Every year, trial courts in India award dozens of death sentences. Many of these eventually get commuted to life sentences. You don’t hear much clamour to hang these people. You don’t see outrage on the streets. You don’t see national TV channels interview the family of the victims in these cases on a daily basis.
Here’s the data: Between 2000 and 2014, Indian courts sentenced 1,810 people to death, according to Project 39A of the National Law University in Delhi. More than half of these were commuted to life imprisonment by the courts. A quarter of the convicts were acquitted (such as former Gujarat minister Maya Kodnani). Of these hundreds of cases, only the high-profile ones seem to actually meet the hangman.

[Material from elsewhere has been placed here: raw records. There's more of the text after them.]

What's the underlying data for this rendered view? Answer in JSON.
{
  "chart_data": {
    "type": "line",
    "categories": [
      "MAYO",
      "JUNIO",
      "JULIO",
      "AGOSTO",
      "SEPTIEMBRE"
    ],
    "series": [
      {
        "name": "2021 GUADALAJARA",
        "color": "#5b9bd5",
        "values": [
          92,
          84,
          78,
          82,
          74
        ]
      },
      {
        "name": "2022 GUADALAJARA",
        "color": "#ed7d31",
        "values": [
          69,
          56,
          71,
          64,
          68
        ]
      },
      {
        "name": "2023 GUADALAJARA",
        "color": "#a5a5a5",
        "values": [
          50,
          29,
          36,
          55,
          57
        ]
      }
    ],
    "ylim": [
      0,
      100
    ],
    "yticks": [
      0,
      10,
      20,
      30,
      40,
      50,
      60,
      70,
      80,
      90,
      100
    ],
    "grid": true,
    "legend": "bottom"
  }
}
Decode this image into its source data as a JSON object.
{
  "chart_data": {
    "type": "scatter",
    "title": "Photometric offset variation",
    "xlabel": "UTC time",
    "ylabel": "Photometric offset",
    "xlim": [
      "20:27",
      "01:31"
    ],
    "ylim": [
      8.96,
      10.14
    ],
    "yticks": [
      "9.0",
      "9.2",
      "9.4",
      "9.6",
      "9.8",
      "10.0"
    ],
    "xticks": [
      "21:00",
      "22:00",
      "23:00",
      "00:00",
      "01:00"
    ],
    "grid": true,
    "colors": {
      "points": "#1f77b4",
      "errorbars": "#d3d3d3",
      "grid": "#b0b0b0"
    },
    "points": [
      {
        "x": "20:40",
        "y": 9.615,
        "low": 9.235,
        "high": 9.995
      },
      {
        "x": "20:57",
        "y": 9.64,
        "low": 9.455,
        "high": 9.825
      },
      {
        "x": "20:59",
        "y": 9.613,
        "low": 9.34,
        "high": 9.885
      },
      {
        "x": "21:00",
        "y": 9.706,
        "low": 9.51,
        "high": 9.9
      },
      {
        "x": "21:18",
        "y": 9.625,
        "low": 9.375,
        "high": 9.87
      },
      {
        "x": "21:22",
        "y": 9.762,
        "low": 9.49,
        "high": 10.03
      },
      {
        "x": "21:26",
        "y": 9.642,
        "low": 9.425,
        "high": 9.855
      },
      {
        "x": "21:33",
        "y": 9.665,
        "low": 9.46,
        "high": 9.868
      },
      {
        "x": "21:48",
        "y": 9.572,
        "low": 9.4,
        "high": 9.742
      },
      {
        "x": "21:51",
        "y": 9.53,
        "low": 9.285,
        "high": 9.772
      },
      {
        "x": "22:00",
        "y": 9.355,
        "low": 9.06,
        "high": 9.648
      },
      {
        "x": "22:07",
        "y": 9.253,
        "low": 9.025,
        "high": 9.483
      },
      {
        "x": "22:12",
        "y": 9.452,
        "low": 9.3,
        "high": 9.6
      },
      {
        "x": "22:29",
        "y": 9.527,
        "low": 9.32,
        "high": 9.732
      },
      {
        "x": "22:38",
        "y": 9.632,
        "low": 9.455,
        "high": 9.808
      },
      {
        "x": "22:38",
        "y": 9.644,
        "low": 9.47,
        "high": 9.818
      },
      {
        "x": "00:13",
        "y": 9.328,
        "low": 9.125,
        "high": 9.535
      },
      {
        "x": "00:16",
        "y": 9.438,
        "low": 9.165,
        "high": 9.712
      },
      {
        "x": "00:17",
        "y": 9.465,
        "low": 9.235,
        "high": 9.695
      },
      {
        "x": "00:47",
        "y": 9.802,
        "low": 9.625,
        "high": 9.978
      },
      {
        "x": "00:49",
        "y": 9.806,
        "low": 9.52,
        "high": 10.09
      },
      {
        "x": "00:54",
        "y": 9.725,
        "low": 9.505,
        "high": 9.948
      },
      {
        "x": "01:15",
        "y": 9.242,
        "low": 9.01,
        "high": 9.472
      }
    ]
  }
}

Yet, the 2012 December Delhi gangrape case, commonly known as the Nirbhaya case, is different. It is a high-profile case. It ‘shocked the conscience of the nation’. And so, the men who raped and killed must be hanged. Can we please hang them before 8 February? There’s an election in Delhi and the BJP would like to show an achievement.
So, the Narendra Modi government is very unhappy that something as serious as taking away people’s lives can be delayed by a few days because the convicts want to make a case to not be hanged, to live unhappy prison lives instead.
Rarest of the not-so-rare
There’s something obscene and rotten about the death penalty in India.
We don’t discuss or debate it because the Right-wing accuses us of defending rape, murder, terrorism if we oppose the death penalty.
No, opposing the death penalty does not imply defending the unspeakable horrors inflicted by death row convicts. It is not a debate over crime, but over justice. What is justice? What is just punishment? What do we speak of when we speak of justice and punishment?
After Afzal Guru, Ajmal Kasab and Yakub Memon were hanged, next are the ‘Nirbhaya’ killers. Does it strike anyone that only high-profile criminals are getting executed? That alone should be grounds enough to not hang Nirbhaya’s killers. There are so many cases of gangrape and murder out there, but only these four are to be hanged.
According to the Supreme Court of India, the death penalty is to be given in the “rarest of the rare” cases. How rarest of the rare is gangrape followed by murder? Do you hear anyone clamour for the death penalty for the Kathua rapists? Do you see the victim’s family being interviewed every day?
Cases of rape-and-murder have been rising along with the number of death sentences given by courts. Despite widespread awareness that there could be a death penalty in such cases, rapists seem to be killing their victims more frequently. That’s because, many fear, the death penalty is the biggest incentive to murder. They don’t want the victim to stay alive and file a complaint or give a testimony in court.
The certainty of punishment rather than the degree of punishment will deter more crimes. Most state governments are yet to set-up fast-track courts for sexual offences. They don’t have money, they say. Hanging the Delhi rapists and murderers will satisfy our bloodlust, but it won’t make justice any faster.
If killing the killers is justice, why don’t we argue for raping the rapists, robbing the thieves, setting on fire the houses of arsonists?
The ugly truth about the death penalty in India is that it is a political tool. The politically embattled UPA-2 government hanged Afzal Guru and Ajmal Kasab to show that it was a strong government. Guru was not hanged for years but suddenly, national politics found an opportune time to do it.
Now, it turns out that there may be some doubt over whether Afzal Guru really deserved to die. He had claimed that he did whatever he did on the behest of a Jammu and Kashmir police officer. In 2020, the same police officer, Davinder Singh, was arrested ferrying terrorists.
We can’t make that police officer confront Afzal Guru face-to-face today because Afzal Guru is dead. That’s the thing about the death penalty. It can’t be undone.
There have been cases where the Supreme Court has, many years later, admitted mistakes in awarding the death penalty. In 2009 the Supreme Court admitted it had wrongly sentenced to death 15 people over 15 years.
If there’s a mistake in awarding life sentence to someone, you can undo that mistake, release the person, perhaps even give compensation. How do you undo death?
Civilised ways of seeking closure
In a country where Maya Kodnani gets acquitted and a cop accused of being Afzal Guru’s handler goes unquestioned, the death penalty is a bad joke. Across the world, 102 countries have completely abolished the death penalty. And some more have abolished it in practice.
The countries that have death penalty are countries India usually doesn’t like to be clubbed with. Except for the US, they are mostly not democracies. It is time we had a debate over abolition.
Supporters of the death penalty will often say, what if it was your sister? Families of victims don’t get to decide what is just punishment. That is for a society to decide together. And yes, closure is important. But the death penalty is not the only way families of victims can achieve closure. There are more civilised ways to do that.